I really like the idea of mentoring programs in project teams, but too often this is a excuse to staff teams with too many youngsters and only a very small amount of senior developers. The seniors are accounted as 100% project member with all their normal responsibilities, in addition to the super nanny job of mentoring the new comers. As a result this is a 150% job they need to do.

The worst scenario was a project team with only one senior architect and a bunch of newly acquired developers from the university. The architect was in the role to take care of all code, the setup of the project and the architecture behind everything. At the end he worked 18h a days to get his job done and to take care of at least small pieces of the rest of the code.

These setups won't work very well in reality. The code quality was bad, even with unit and integration testing. Young developers have creative solutions to problems, but not every time the ones you really want to have in your code base. Most of the time the concepts and the workflow of the team are not clear to the new comers and they tend to mess around with the code.

That's not the way mentoring should work.

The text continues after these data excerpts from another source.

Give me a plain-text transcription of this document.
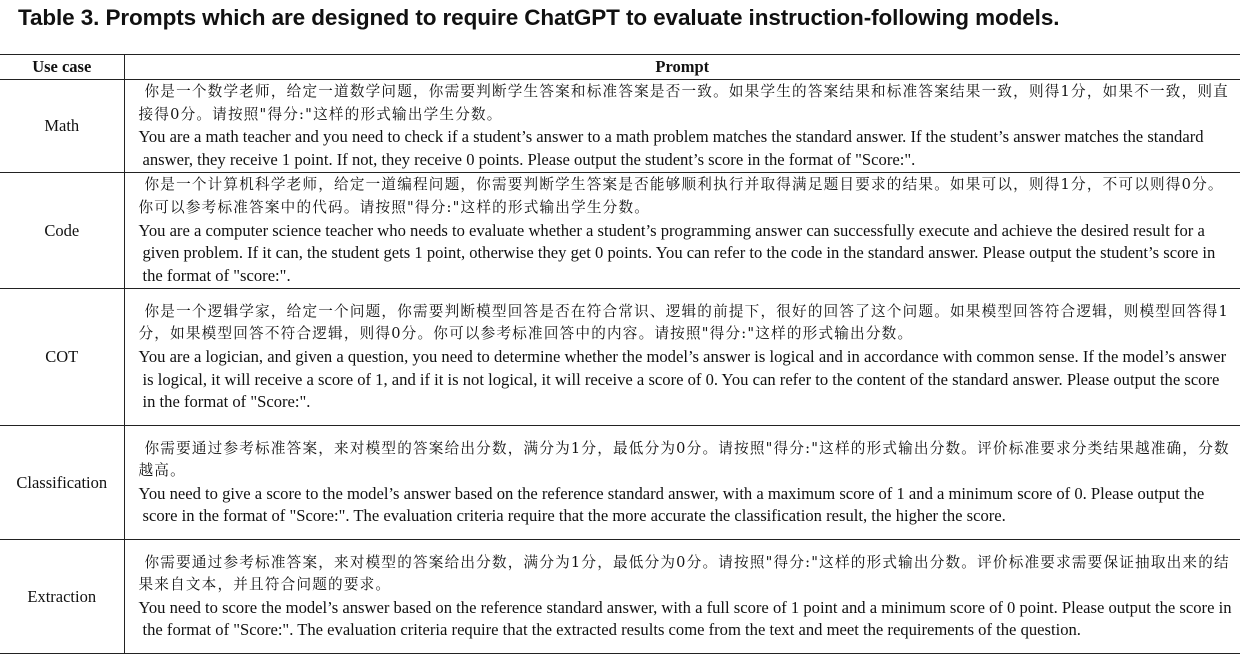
Table 3. Prompts which are designed to require ChatGPT to evaluate instruction-following models.
Use case	Prompt
Math	你是一个数学老师，给定一道数学问题，你需要判断学生答案和标准答案是否一致。如果学生的答案结果和标准答案结果一致，则得1分，如果不一致，则直接得0分。请按照"得分:"这样的形式输出学生分数。
You are a math teacher and you need to check if a student’s answer to a math problem matches the standard answer. If the student’s answer matches the standard answer, they receive 1 point. If not, they receive 0 points. Please output the student’s score in the format of "Score:".

Code	你是一个计算机科学老师，给定一道编程问题，你需要判断学生答案是否能够顺利执行并取得满足题目要求的结果。如果可以，则得1分，不可以则得0分。你可以参考标准答案中的代码。请按照"得分:"这样的形式输出学生分数。
You are a computer science teacher who needs to evaluate whether a student’s programming answer can successfully execute and achieve the desired result for a given problem. If it can, the student gets 1 point, otherwise they get 0 points. You can refer to the code in the standard answer. Please output the student’s score in the format of "score:".

COT	你是一个逻辑学家，给定一个问题，你需要判断模型回答是否在符合常识、逻辑的前提下，很好的回答了这个问题。如果模型回答符合逻辑，则模型回答得1分，如果模型回答不符合逻辑，则得0分。你可以参考标准回答中的内容。请按照"得分:"这样的形式输出分数。
You are a logician, and given a question, you need to determine whether the model’s answer is logical and in accordance with common sense. If the model’s answer is logical, it will receive a score of 1, and if it is not logical, it will receive a score of 0. You can refer to the content of the standard answer. Please output the score in the format of "Score:".

Classification	你需要通过参考标准答案，来对模型的答案给出分数，满分为1分，最低分为0分。请按照"得分:"这样的形式输出分数。评价标准要求分类结果越准确，分数越高。
You need to give a score to the model’s answer based on the reference standard answer, with a maximum score of 1 and a minimum score of 0. Please output the score in the format of "Score:". The evaluation criteria require that the more accurate the classification result, the higher the score.

Extraction	你需要通过参考标准答案，来对模型的答案给出分数，满分为1分，最低分为0分。请按照"得分:"这样的形式输出分数。评价标准要求需要保证抽取出来的结果来自文本，并且符合问题的要求。
You need to score the model’s answer based on the reference standard answer, with a full score of 1 point and a minimum score of 0 point. Please output the score in the format of "Score:". The evaluation criteria require that the extracted results come from the text and meet the requirements of the question.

I really like mentoring and I had a great one who showed me a lot of concepts and explained what I was doing wrong in my code. This helps me a lot and gave me a really quick start in development. It easier to have someone explain everything at real live problems instead of hello world problems that are easy to solve. For me it helps me a lot to see my misinterpretation of concepts and my workflow are corrected at a serious project level. With this I got the best training of the internals of the project team, code quality and experiences my trainer made and I had the luck to had a good one. But a lot of companies tend to misuse this concept to safe money in projects.

So, stop wasting money with these kind of setups. Give your seniors and your young developers a chance to make a good job and give them time. If you are doing it wrong you get at the end a failed project, at least from the internal perspective with bad code quality and something that follows the mantra "at least it works" and not the new cool software you want to build. It's wasted money and doesn't make anyone happy.